Especificamente no contexto da Horta do Cajuru, o Design para o Território será útil como orientação para a valorização e utilização dos recursos locais, bem como para identificar o capital territorial da Horta, as qualidades dos produtos locais e seus elementos de diferenciação. Ainda, contribuirá com a promoção de novos critérios de bem-estar baseados nas qualidades identificadas, e com a comunicação das mesmas.

No embasamento teórico também foram descritas as abordagens do Movimento Slow Food, cuja função é a de auxiliar na construção de parâmetros para um consumo responsável na Horta Comunitária do Cajuru, um dos objetivos do presente trabalho, a partir da filosofia do movimento.

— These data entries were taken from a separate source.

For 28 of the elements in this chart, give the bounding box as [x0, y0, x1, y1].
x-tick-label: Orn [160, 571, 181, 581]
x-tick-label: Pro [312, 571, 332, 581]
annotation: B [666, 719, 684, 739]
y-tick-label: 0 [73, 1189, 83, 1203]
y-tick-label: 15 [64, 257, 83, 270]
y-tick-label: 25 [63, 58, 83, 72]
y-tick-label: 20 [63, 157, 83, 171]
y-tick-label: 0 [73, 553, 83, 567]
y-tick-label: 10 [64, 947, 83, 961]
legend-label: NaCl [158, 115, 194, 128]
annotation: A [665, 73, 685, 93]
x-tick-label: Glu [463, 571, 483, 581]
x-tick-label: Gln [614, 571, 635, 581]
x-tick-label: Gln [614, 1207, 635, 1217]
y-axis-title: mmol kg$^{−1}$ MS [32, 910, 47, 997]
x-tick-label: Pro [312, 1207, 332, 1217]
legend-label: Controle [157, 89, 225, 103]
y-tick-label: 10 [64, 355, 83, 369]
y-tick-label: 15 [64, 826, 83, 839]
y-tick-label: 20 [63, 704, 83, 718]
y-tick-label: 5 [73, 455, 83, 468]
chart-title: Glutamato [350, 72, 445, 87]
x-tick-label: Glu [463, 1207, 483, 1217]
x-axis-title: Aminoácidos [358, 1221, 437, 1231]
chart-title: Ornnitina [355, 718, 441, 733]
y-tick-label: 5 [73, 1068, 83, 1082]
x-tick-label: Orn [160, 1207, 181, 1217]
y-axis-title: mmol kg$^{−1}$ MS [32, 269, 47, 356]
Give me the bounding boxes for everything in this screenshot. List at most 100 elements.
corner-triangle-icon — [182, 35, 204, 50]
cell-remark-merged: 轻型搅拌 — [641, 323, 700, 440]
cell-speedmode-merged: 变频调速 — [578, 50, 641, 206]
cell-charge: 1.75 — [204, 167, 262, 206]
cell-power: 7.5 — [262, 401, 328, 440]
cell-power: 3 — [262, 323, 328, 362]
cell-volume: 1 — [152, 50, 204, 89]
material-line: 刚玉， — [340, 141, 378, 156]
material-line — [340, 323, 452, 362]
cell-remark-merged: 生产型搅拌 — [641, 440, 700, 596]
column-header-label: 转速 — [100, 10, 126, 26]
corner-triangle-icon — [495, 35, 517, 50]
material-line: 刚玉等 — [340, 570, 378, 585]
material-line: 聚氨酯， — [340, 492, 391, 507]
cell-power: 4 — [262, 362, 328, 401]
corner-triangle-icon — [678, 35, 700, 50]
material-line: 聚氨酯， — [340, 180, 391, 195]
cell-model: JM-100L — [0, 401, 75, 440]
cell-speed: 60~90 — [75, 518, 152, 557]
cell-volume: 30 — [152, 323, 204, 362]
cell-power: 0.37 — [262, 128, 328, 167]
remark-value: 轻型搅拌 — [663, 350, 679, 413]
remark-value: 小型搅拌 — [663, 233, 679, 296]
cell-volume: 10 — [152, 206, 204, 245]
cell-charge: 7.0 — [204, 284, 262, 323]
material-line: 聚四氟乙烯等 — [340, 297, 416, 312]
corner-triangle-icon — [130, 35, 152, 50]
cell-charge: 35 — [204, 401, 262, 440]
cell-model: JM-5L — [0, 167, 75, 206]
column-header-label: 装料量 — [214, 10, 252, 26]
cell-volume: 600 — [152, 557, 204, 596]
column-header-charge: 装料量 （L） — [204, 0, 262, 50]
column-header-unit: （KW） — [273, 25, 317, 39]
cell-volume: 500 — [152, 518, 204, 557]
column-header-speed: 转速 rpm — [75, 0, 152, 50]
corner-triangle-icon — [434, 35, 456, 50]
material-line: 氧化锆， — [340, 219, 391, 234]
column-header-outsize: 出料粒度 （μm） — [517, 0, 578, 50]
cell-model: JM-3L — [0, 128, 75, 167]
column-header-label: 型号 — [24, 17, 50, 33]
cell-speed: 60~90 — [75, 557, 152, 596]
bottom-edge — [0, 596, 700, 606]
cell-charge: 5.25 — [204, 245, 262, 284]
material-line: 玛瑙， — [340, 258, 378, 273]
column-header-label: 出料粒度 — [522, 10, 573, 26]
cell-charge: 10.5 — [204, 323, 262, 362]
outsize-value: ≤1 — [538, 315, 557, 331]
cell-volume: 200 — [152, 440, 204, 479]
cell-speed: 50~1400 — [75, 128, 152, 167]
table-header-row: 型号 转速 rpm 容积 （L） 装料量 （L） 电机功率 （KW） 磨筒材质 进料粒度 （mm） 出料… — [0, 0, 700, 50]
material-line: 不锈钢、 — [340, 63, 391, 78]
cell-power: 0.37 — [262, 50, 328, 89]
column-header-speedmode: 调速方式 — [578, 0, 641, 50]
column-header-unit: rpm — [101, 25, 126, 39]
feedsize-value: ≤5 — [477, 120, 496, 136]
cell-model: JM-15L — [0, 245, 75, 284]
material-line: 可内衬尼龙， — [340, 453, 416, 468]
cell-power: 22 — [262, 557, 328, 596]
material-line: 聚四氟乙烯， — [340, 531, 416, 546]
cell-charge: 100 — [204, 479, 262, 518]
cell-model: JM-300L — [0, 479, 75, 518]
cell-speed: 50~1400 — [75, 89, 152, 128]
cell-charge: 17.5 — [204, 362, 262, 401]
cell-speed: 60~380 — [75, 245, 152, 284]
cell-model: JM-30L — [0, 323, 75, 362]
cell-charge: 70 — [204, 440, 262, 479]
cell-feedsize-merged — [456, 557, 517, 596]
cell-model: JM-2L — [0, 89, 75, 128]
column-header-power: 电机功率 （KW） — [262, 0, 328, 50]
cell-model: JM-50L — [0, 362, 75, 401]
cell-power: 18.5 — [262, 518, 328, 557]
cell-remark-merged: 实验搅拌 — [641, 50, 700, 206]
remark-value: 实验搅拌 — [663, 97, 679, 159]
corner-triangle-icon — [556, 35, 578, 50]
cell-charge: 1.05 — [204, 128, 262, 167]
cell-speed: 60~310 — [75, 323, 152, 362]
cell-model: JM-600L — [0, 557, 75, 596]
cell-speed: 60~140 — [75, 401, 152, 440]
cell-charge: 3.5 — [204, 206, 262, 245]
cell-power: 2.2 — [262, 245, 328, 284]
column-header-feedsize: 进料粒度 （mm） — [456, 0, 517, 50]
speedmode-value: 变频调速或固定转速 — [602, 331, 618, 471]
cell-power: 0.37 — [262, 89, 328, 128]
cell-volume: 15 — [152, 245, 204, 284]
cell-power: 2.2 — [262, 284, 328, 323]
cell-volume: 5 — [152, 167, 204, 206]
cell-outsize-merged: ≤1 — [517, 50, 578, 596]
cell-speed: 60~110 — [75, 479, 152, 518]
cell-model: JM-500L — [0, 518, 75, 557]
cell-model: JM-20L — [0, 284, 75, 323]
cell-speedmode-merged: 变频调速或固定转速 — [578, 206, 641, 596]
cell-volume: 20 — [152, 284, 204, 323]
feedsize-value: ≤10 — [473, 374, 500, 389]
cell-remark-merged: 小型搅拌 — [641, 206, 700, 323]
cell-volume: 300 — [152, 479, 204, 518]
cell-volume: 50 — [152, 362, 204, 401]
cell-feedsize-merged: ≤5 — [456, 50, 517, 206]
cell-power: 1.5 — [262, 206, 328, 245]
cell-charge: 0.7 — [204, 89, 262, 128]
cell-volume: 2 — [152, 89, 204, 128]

Seguindo os princípios de Petrini (2009), fundador do Movimento, a qualidade de vida e de um produto alimentar estão relacionados a três fatores: o bom, limpo e justo.

Como forma de orientar a prática destes princípios, o autor (2009) também lista possíveis abordagens de ação, que nortearão as ações possíveis de serem sugeridas quanto aos hábitos alimentares para os beneficiários da Horta do Cajuru.

Já os princípios da Permacultura, também abordados no embasamento, servem para auxiliar na orientação das ações possíveis de serem sugeridas quanto a prática de um cultivo sustentável, em especial as orientações de Mollison (1998) para a permacultura urbana e de pequenos espaços, o que se enquadra às

características da Horta do Cajuru.

Em resumo, o que se pretende com a estrutura do presente trabalho é primeiramente situar o novo campo de atuação possível do designer frente aos desafios do desenvolvimento sustentável, e depois estabelecer as contribuições possíveis desta área em um caso real, a Horta do Cajuru, que como já visto, é uma iniciativa de inovação social e portanto de inovação de sistemas, em que o designer têm a oportunidade de atuar facilitando e/ou otimizando as dinâmicas que ali ocorrem, objetivando sempre a sustentabilidade em todos os seus níveis.